CARTA DO EMBAIXADOR PANAMENHO EXONERADO
 

 
Carta do ex-embaixador do Panamá ante a OEA ao presidente Ricardo Martinelli, após sua destituição do cargo



“Estimado Senhor Presidente:



Li com muita pena o comunicado que a Chancelaria emitiu em 16 de janeiro, assegurando que o discurso pronunciado por este servidor no Conselho Permanente da OEA no mesmo dia não estava autorizado, e que o mesmo foi improvisado e sem consulta. Digo pena porque não posso pensar que nosso governo se deixe amedrontar pelas críticas e ameaças da Venezuela. Como saberá, foram várias as vezes que reclamei o que digo: frente a frente e sem rodeios.



Desde 17 de dezembro a 10 de janeiro passado estive no Panamá. Um total de 24 dias onde a Chancelaria sabia que eu estava lá. Nunca me pediram que me reunisse com ninguém, mesmo sabendo de meus informes de reuniões mantidas na Polícia Nacional e outros entes públicos. Encontrei-me com o Chanceler em um centro comercial e não aconteceu mais que uma saudação, e o Vice-Chanceler nunca me deu a entrevista que lhe havia solicitado. Não tenho culpa que em meu trabalho na OEA não receba instruções nem diretrizes de nenhuma espécie quase todas as minhas comunicações nem sequer são respondidas. Hoje Juan Carlos Espinoza me telefonou para me transmitir a suposta mensagem do Chanceler - que recebi depois - que, do mesmo modo que uma recebida em junho do ano passado, tem os mesmos termos desajustados e imprudentes da remetida nesse momento pelo Chanceler Henríquez e que não tem assinatura alguma. Minha irada e pontual resposta ao mesmo nunca foi respondida.



Pensei que nestes dias, quando parece que tudo se concentra na busca de um candidato presidencial para o governo, não havia tempo para discutir meu trabalho. Nunca se fez antes, houve uma muito marcada falta de instruções e guias.

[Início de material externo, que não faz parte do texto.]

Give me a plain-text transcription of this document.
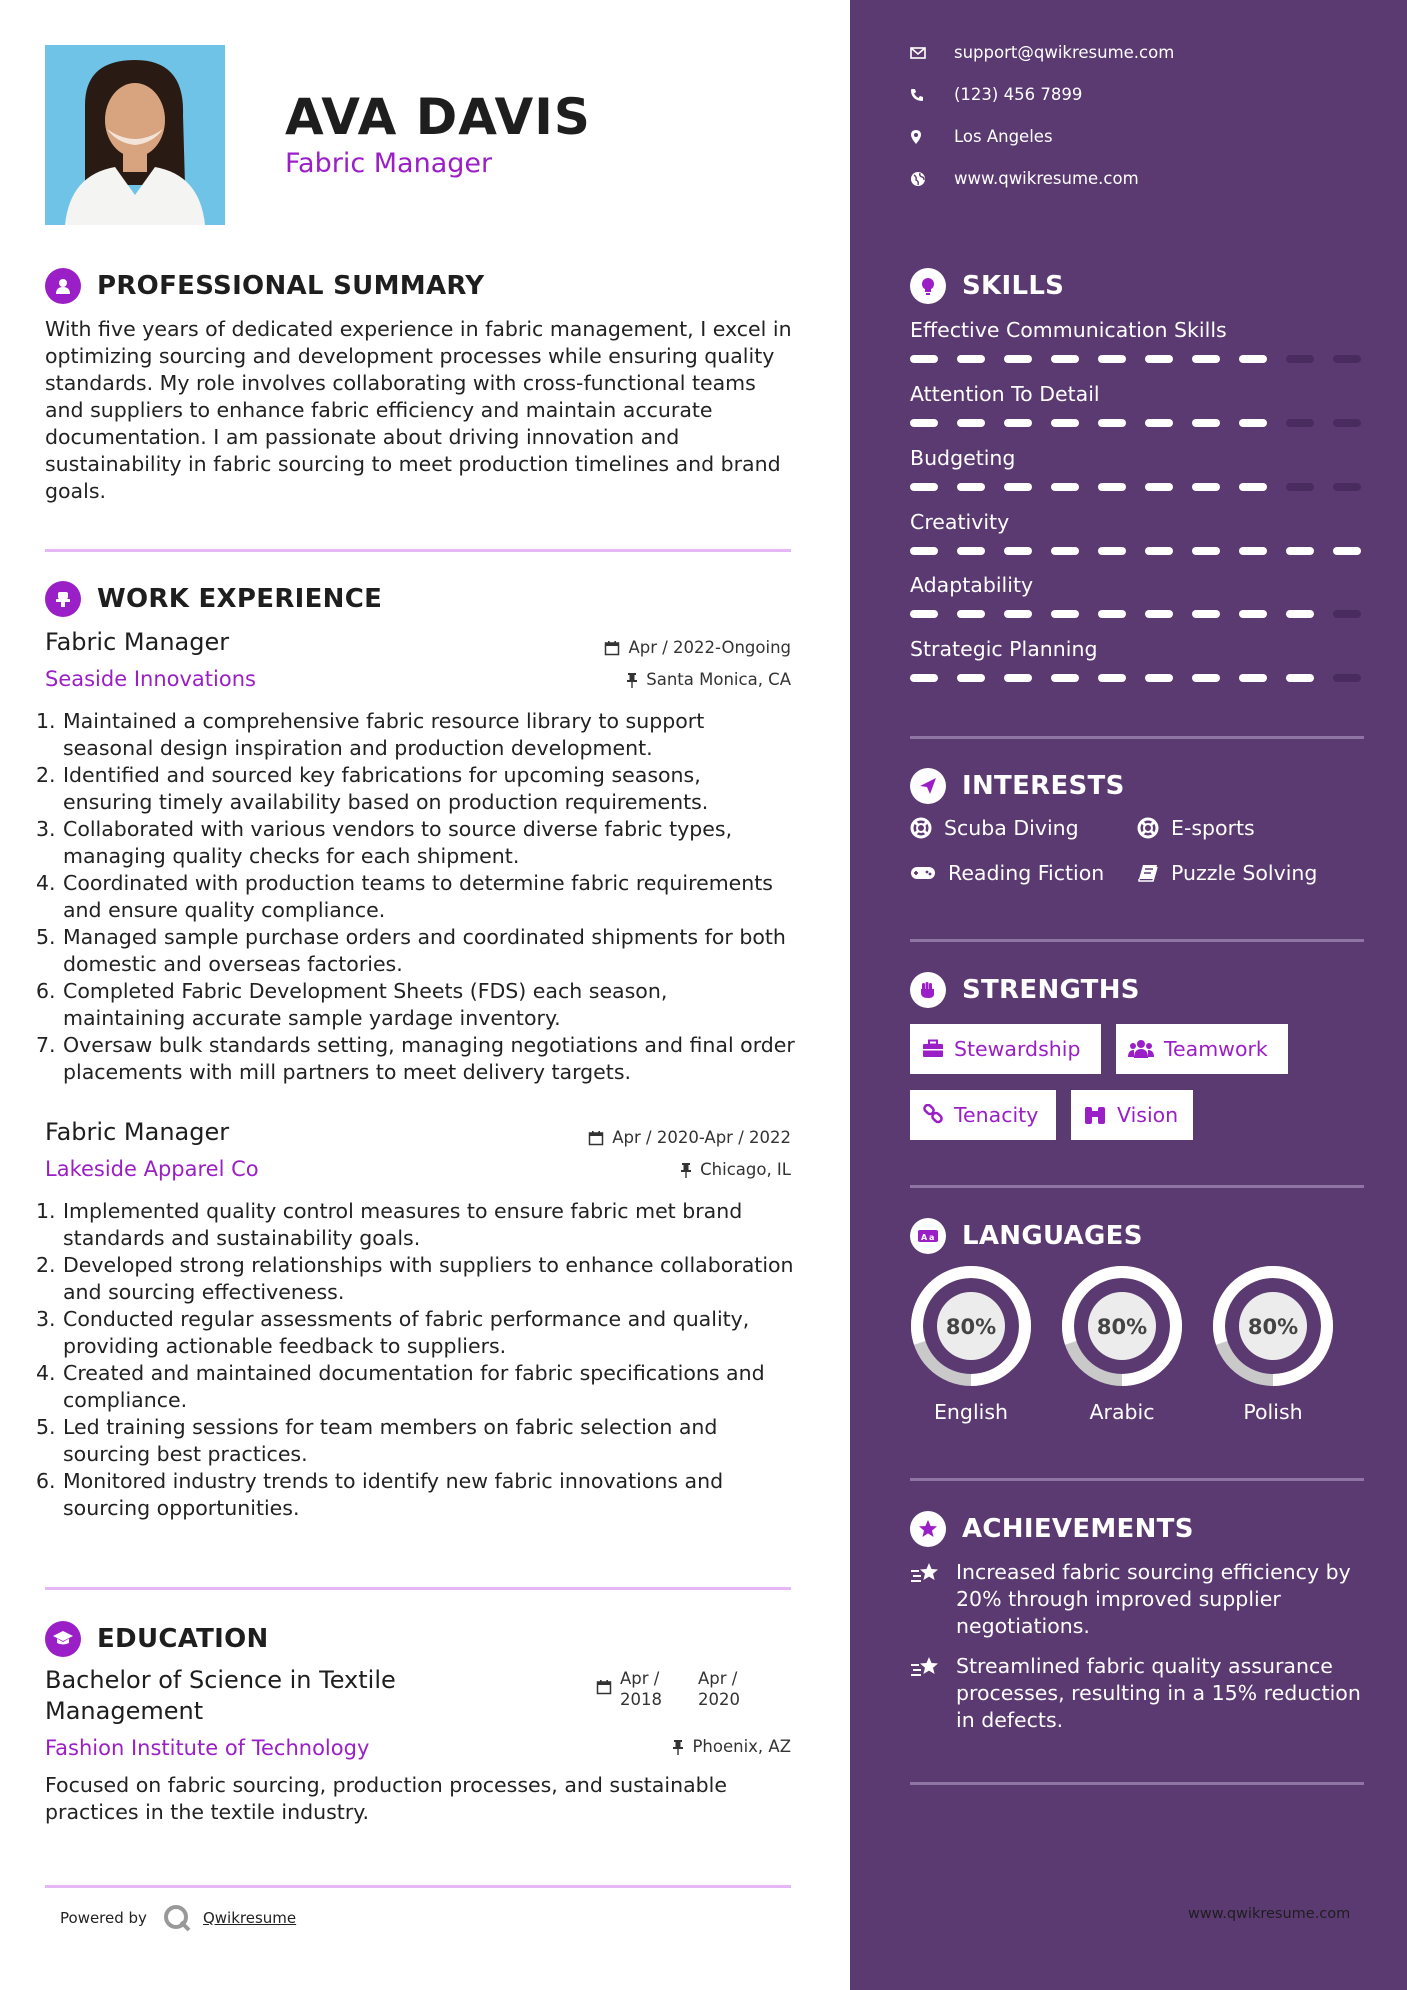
AVA DAVIS
Fabric Manager
PROFESSIONAL SUMMARY
With five years of dedicated experience in fabric management, I excel in optimizing sourcing and development processes while ensuring quality standards. My role involves collaborating with cross-functional teams and suppliers to enhance fabric efficiency and maintain accurate documentation. I am passionate about driving innovation and sustainability in fabric sourcing to meet production timelines and brand goals.
WORK EXPERIENCE
Fabric Manager
Seaside Innovations
Apr / 2022-Ongoing
Santa Monica, CA
1. Maintained a comprehensive fabric resource library to support seasonal design inspiration and production development.
2. Identified and sourced key fabrications for upcoming seasons, ensuring timely availability based on production requirements.
3. Collaborated with various vendors to source diverse fabric types, managing quality checks for each shipment.
4. Coordinated with production teams to determine fabric requirements and ensure quality compliance.
5. Managed sample purchase orders and coordinated shipments for both domestic and overseas factories.
6. Completed Fabric Development Sheets (FDS) each season, maintaining accurate sample yardage inventory.
7. Oversaw bulk standards setting, managing negotiations and final order placements with mill partners to meet delivery targets.
Fabric Manager
Lakeside Apparel Co
Apr / 2020-Apr / 2022
Chicago, IL
1. Implemented quality control measures to ensure fabric met brand standards and sustainability goals.
2. Developed strong relationships with suppliers to enhance collaboration and sourcing effectiveness.
3. Conducted regular assessments of fabric performance and quality, providing actionable feedback to suppliers.
4. Created and maintained documentation for fabric specifications and compliance.
5. Led training sessions for team members on fabric selection and sourcing best practices.
6. Monitored industry trends to identify new fabric innovations and sourcing opportunities.
EDUCATION
Bachelor of Science in Textile Management
Apr /
2018
Apr /
2020
Fashion Institute of Technology	Phoenix, AZ
Focused on fabric sourcing, production processes, and sustainable practices in the textile industry.
Powered by	Qwikresume
support@qwikresume.com
(123) 456 7899
Los Angeles
www.qwikresume.com
SKILLS
Effective Communication Skills
Attention To Detail
Budgeting
Creativity
Adaptability
Strategic Planning
INTERESTS
Scuba Diving	E-sports
Reading Fiction	Puzzle Solving
STRENGTHS
Stewardship	Teamwork
Tenacity	Vision
A a LANGUAGES
80%
English
80%
Arabic
80%
Polish
ACHIEVEMENTS
Increased fabric sourcing efficiency by 20% through improved supplier negotiations.
Streamlined fabric quality assurance processes, resulting in a 15% reduction in defects.
www.qwikresume.com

O recebido ontem devo interpretá-lo como uma intolerável repreensão. Por que fazem agora? Sempre, ante essa falta, sempre atuei de acordo com meu melhor critério democrático e os melhores interesses para meu país e, em muitas ocasiões, consultando-te diretamente a ti.



Minhas posições a favor da democracia em Honduras, Costa Rica, Paraguai, Equador e Venezuela, nos três anos e meio que levo neste cargo, produto da defesa da Carta Democrática Interamericana e os compromissos panamenhos de Direito Internacional foram sempre avalizados por ti, o qual agradeço profundamente. Do mesmo modo me apoiaste reiteradamente quando denunciei a falta de transparência da OEA, chegando o Vice-Ministro Álvarez a me sugerir que ante o que havia descoberto em tal organismo falasse com o Embaixador do Chile, para que pedisse em nome do seu governo a renúncia de Insulza.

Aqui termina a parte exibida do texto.